Col1 Match Col2 Match Col3 Match Col4 Match

Solutions

library(tidyverse)
library(readxl)

path = "Power Query/PQ_Challenge_204.xlsx"
input = read_excel(path, range = "A1:D7")
test = read_excel(path, range = "F1:I4")

count_intersections <- function(col_name, df) {
  col = df[[col_name]] %>% na.omit()
  other_cols = df %>% select(-all_of(col_name)) %>% map(na.omit)
  
  intersection_counts = other_cols %>%
    map_int(~ length(intersect(col, .x)))
  
  filtered_counts = intersection_counts[intersection_counts > 0]
  filtered_names = names(filtered_counts)
  
  map2_chr(filtered_names, filtered_counts, ~ paste(.x, "-", .y)) %>%
    paste(collapse = ", ")
}

result = map_chr(names(input), ~ count_intersections(.x, input))

result1 = tibble(
  Column = paste(names(input), "Match"),
  Intersections = result
) %>%
  separate_rows(Intersections, sep = ", ") %>%
  mutate(nr = row_number(), .by = Column) %>%
  pivot_wider(names_from = Column, values_from = Intersections) %>%
  select(-nr)

identical(result1, test)
# [1] TRUE
  • Logic:

    • Reads the workbook range needed for the challenge

    • Reshapes the data into the structure required by the result table

    • Builds helper columns that drive the final output

  • Strengths:

    • The R solution stays close to the workbook logic and keeps the transformation compact.
  • Areas for Improvement:

    • The code assumes the workbook layout and selected ranges remain stable.
  • Gem:

    • The best part of the solution is choosing the right intermediate shape before formatting the final output.
import pandas as pd

path = "PQ_Challenge_204.xlsx"
input = pd.read_excel(path, usecols="A:D")
test = pd.read_excel(path, usecols="F:I", nrows=3)

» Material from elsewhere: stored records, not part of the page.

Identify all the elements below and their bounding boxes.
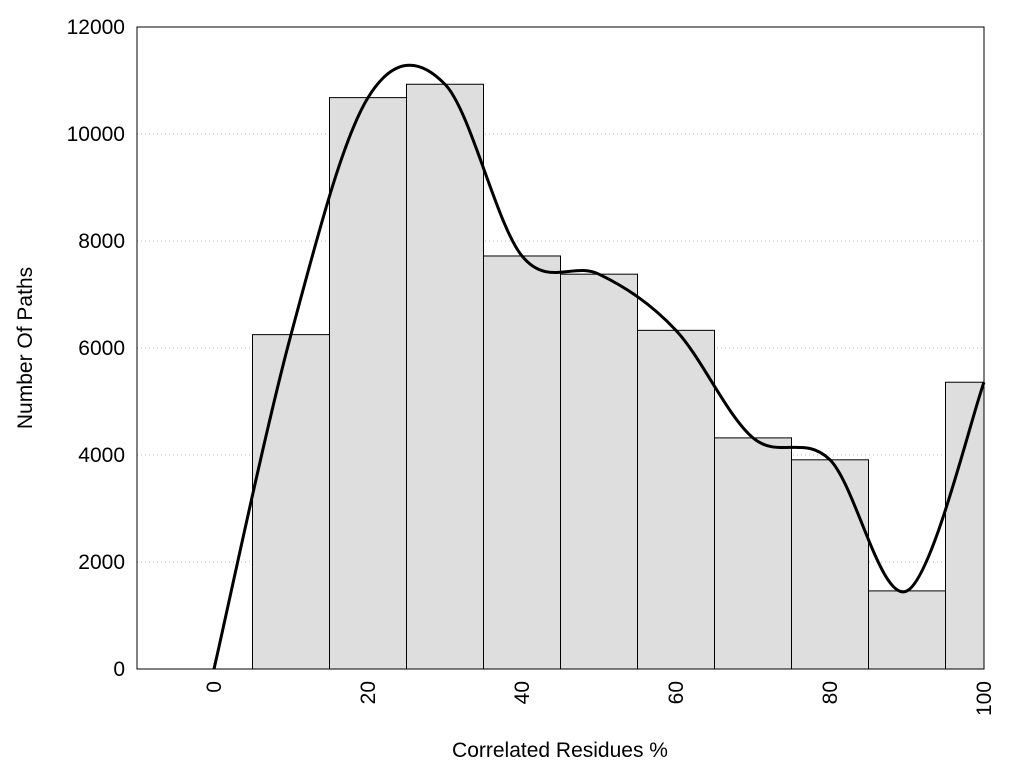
y-tick-label: 6000 [78,337,125,360]
x-tick-label: 100 [973,681,996,716]
bar [637,329,715,670]
bar [406,83,484,670]
bar [483,255,561,670]
x-tick-label: 80 [819,681,842,704]
bar [329,97,407,670]
x-tick-label: 60 [665,681,688,704]
bar [560,273,638,670]
bar [714,437,792,670]
bar [791,459,869,670]
plot-frame [136,26,985,670]
trend-line [212,63,986,670]
y-tick-label: 10000 [67,123,125,146]
x-tick-label: 0 [203,681,226,693]
y-axis-label: Number Of Paths [14,267,37,429]
y-tick-label: 0 [113,658,125,681]
bar [945,381,985,670]
y-tick-label: 8000 [78,230,125,253]
x-axis-label: Correlated Residues % [452,739,668,762]
x-tick-label: 40 [511,681,534,704]
bar [868,590,946,670]
x-tick-label: 20 [357,681,380,704]
y-tick-label: 12000 [67,16,125,39]
y-tick-label: 2000 [78,551,125,574]
bar [252,334,330,670]
y-tick-label: 4000 [78,444,125,467]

def count_intersections(col_name, df):
    col = df[col_name].dropna()
    other_cols = df.drop(col_name, axis=1).apply(lambda x: x.dropna())
    intersection_counts = other_cols.apply(lambda x: len(set(col) & set(x)))
    filtered_counts = intersection_counts[intersection_counts > 0]
    filtered_names = filtered_counts.index
    result = [f"{name} - {count}" for name, count in zip(filtered_names, filtered_counts)]
    return ", ".join(result)

result = [count_intersections(col, input) for col in input.columns]
result1 = pd.DataFrame({
    "Column": [f"{col} Match" for col in input.columns],
    "Intersections": result
})
result1["Intersections"] = result1["Intersections"].str.split(", ")
result1 = result1.explode("Intersections")
result1["nr"] = result1.groupby("Column").cumcount() + 1
result1 = result1.pivot(index="nr", columns="Column", values="Intersections").reset_index(drop=True)
result1.columns.name = None

print(result1.equals(test)) # True
  • Logic:

    • Reads the workbook range needed for the challenge

    • Reshapes the data into the structure required by the result table

    • Aggregates or ranks values at the relevant grouping level

    • Applies the rule iteratively until the output is complete

  • Strengths:

    • The Python version follows the same workbook rule in a direct pandas-oriented implementation.
  • Areas for Improvement:

    • As with the R version, any workbook layout change would require small adjustments.
  • Gem:

    • The implementation stays close to the source challenge instead of adding unnecessary abstraction.

Difficulty Level

This task is moderate:

  • It combines reshaping, grouping, or parsing steps that are common in Power Query style problems.

  • The main challenge is reproducing the workbook output structure exactly.